225g/8oz fine oatmeal
100g/3½oz wholemeal flour
100g/3½oz plain flour
1 tsp quick-action yeast
pinch salt
1 tbsp baking powder
4 tbsp vegetable oil
12 rashers streaky bacon
1 tbsp olive oil
150g/5¼oz chestnut mushrooms, cut in half
300g/10½oz mature cheddar cheese, grated

Steps:

  • Mix together the oatmeal, wholemeal flour, plain flour, yeast and salt in a bowl until well combined. Make a well in the centre of the mixture, then gradually add 825ml/1 pint 10fl oz waterwater in a thin stream, stirring well with a wooden spoon, until the batter is well combined and the consistency of thick double cream. (NB: You may not need to use all of the water.) Cover the batter with a damp, clean tea towel and set aside for 3-4 hours (or up to 8 hours in a cool place).
  • Once ready to cook the batter, whisk in the baking powder until well combined.
  • Heat a teaspoon of vegetable oil in a frying pan over a medium heat. When the oil is hot, add a ladleful of the batter mixture and swirl the pan to coat the bottom of it in a thin layer of the batter. Fry the oatcake for 1-2 minutes, or until golden-brown on one side. Flip the oatcake and fry for a further minute, or until golden-brown on both sides.
  • Set the oatcake aside on a warm plate and cover with a sheet of greaseproof paper. Repeat the cooking process with the remaining batter mixture, to make about 12 oatcakes. Stack them on top of each other, separated by greaseproof paper, and keep warm.
  • Preheat the grill to its highest setting. When the grill is hot, arrange the streaky bacon onto a grill tray and grill for 3-4 minutes on each side, or until crisp and golden-brown on both sides. Set aside and keep warm.
  • Heat the olive oil in a separate frying pan over a medium heat. Add the mushrooms and fry for 3-4 minutes, or until golden-brown and cooked through. Set aside and keep warm.

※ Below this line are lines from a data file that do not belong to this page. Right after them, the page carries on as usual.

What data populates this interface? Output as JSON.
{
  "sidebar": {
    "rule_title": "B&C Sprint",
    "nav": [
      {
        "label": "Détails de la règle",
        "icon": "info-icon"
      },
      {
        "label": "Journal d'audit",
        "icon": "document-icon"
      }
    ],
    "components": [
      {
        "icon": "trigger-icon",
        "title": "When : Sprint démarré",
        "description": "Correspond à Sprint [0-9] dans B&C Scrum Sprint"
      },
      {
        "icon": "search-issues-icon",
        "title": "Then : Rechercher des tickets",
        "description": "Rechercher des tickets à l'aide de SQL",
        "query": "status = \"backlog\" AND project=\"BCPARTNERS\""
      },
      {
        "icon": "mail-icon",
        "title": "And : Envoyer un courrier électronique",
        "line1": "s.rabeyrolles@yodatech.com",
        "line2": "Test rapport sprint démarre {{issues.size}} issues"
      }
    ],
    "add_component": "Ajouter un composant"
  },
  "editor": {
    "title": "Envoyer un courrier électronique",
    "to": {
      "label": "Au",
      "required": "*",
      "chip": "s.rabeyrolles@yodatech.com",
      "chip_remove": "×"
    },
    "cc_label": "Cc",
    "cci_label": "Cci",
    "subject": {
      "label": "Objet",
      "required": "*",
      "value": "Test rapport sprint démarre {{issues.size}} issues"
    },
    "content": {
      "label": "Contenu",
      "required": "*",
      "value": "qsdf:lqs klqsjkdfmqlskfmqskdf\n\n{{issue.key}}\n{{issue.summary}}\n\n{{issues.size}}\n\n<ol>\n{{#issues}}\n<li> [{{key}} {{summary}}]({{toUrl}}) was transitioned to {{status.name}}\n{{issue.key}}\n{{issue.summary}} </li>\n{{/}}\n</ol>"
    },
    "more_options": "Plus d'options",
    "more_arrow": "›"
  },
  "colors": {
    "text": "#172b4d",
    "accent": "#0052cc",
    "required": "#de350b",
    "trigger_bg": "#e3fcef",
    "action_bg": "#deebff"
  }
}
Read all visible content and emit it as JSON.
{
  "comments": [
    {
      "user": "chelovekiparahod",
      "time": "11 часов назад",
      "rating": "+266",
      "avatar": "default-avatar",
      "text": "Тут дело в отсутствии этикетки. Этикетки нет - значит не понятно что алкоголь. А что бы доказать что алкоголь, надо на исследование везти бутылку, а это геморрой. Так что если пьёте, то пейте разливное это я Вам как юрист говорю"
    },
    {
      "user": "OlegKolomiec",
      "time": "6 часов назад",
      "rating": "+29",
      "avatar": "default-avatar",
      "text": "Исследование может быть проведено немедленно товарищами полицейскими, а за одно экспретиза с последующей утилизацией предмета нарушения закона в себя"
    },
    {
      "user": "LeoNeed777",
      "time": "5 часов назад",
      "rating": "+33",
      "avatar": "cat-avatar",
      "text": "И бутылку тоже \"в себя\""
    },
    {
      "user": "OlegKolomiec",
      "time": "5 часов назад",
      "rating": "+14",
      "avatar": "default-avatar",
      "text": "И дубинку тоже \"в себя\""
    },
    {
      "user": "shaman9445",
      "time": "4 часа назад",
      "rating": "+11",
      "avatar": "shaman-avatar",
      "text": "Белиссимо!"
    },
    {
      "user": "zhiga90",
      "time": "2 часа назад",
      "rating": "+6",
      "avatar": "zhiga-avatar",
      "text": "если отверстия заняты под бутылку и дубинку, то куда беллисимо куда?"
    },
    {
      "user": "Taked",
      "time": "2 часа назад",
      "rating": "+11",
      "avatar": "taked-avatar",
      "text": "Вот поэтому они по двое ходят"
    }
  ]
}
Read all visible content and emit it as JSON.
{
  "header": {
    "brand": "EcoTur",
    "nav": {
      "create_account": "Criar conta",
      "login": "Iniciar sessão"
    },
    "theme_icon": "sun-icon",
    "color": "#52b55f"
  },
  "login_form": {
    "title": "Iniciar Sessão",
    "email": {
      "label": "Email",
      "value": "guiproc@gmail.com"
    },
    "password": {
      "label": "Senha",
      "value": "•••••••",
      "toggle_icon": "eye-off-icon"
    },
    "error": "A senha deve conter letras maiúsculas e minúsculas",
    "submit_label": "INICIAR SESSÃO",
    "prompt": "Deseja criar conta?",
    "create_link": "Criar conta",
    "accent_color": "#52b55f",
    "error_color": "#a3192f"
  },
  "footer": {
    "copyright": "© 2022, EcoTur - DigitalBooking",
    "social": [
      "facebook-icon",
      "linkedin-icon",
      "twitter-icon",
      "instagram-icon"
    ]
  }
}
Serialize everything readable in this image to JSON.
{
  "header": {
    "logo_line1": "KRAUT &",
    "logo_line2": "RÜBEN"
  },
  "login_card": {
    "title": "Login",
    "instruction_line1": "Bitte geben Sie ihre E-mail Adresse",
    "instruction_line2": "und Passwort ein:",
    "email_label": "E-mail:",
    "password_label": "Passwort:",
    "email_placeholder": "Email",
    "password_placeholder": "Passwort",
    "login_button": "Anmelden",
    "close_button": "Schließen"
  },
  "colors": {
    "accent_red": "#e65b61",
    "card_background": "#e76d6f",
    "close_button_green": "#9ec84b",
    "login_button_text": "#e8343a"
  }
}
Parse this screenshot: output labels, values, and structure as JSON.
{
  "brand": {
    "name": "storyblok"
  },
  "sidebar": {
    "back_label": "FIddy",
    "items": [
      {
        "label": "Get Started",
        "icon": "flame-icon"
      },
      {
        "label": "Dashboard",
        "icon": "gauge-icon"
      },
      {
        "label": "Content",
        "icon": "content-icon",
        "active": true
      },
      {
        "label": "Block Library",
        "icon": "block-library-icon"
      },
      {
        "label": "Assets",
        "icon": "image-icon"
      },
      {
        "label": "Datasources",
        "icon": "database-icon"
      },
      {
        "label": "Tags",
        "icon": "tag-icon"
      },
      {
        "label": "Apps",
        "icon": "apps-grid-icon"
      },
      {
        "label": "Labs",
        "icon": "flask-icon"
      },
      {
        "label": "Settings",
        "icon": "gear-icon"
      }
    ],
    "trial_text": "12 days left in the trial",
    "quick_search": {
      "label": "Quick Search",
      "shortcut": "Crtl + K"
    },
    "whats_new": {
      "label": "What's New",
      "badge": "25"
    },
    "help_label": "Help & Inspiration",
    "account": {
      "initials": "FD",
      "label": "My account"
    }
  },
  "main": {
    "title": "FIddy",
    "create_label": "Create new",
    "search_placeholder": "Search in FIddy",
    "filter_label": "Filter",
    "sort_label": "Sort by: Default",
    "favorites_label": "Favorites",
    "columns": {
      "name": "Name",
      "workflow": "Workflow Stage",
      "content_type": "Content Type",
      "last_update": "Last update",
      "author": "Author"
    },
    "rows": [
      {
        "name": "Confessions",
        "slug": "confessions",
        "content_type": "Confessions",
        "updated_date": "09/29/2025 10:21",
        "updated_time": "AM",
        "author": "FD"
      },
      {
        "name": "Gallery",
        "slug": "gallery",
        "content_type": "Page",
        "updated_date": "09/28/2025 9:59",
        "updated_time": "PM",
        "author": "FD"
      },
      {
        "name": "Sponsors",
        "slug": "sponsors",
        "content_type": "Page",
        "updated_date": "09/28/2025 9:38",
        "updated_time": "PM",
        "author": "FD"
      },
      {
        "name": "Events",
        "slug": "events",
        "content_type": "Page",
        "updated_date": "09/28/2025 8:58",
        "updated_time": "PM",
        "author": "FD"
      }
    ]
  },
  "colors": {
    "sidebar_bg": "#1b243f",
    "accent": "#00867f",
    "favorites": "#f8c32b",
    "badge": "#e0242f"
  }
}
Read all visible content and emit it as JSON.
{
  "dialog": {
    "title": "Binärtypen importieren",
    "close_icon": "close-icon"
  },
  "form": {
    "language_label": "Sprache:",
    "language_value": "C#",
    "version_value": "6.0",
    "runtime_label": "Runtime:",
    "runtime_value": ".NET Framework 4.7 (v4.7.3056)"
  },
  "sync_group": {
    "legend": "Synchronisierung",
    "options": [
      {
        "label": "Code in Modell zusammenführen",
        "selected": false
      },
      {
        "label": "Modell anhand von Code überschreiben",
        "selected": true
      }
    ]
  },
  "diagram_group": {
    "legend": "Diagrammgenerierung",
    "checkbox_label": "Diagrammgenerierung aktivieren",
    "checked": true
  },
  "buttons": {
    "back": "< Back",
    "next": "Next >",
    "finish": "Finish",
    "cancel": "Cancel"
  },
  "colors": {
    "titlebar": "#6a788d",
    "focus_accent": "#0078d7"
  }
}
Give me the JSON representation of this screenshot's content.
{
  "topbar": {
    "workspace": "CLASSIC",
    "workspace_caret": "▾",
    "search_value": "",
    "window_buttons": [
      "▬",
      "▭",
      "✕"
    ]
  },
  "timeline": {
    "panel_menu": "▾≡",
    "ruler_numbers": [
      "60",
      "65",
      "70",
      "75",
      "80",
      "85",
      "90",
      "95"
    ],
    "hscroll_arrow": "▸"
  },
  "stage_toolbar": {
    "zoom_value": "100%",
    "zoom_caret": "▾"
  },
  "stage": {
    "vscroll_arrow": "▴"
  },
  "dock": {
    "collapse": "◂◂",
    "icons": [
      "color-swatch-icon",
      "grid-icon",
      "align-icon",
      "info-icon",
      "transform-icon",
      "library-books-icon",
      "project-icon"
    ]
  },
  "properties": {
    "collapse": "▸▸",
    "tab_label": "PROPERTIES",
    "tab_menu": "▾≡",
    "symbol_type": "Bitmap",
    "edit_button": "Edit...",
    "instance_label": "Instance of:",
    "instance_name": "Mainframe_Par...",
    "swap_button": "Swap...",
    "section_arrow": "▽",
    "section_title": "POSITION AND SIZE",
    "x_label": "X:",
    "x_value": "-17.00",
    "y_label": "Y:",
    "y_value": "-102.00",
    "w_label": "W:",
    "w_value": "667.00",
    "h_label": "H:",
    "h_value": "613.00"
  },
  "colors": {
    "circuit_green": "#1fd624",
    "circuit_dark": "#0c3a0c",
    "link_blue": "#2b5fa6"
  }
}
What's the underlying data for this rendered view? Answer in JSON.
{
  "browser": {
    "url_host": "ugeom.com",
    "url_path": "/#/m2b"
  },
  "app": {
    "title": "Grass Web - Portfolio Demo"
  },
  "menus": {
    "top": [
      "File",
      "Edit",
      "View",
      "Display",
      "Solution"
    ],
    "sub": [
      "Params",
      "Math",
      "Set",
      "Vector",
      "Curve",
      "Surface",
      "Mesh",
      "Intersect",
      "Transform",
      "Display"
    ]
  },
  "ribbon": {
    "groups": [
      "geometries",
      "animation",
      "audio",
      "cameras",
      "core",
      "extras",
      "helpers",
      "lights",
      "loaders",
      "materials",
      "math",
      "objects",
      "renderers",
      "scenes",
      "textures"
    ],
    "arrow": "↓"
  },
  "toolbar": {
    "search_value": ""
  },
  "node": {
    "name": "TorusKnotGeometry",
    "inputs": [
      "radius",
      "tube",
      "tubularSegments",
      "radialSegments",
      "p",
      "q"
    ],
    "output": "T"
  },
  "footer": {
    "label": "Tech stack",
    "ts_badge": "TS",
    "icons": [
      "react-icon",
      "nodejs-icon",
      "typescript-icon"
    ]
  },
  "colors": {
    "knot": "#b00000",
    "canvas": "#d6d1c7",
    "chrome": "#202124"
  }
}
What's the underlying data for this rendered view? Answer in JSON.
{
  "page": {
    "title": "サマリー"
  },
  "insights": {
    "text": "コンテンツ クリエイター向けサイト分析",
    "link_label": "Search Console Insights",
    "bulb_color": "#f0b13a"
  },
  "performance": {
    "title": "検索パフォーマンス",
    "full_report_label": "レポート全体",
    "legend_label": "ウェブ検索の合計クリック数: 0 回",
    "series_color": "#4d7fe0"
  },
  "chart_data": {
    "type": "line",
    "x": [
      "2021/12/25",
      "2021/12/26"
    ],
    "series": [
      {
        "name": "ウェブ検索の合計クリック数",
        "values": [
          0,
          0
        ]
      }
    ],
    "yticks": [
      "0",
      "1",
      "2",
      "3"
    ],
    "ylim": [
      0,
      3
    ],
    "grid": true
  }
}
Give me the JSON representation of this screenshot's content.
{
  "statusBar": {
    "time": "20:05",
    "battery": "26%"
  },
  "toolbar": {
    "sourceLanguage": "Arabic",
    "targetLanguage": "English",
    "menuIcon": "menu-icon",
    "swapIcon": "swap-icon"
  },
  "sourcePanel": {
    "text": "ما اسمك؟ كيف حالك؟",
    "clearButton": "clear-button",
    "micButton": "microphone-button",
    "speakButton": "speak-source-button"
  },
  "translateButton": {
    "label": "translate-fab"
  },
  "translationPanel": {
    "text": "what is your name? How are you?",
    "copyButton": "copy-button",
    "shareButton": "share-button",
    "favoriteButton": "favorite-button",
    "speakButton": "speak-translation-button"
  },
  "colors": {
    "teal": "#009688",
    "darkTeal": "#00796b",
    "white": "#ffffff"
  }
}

  • When ready to serve, heat a frying pan over a medium heat. Return one of the cooked oatcakes to the hot pan and sprinkle grated cheese over one half of it. Continue to cook for 3-4 minutes, or until the cheese starts to melt, then place the bacon on top of the melted cheese and sprinkle over a spoonful of the mushrooms. Fold the other half of the oatcake over and continue to heat for a further minute, or until the cheese has fully melted. Repeat the process with the remaining oatcakes. Serve immediately.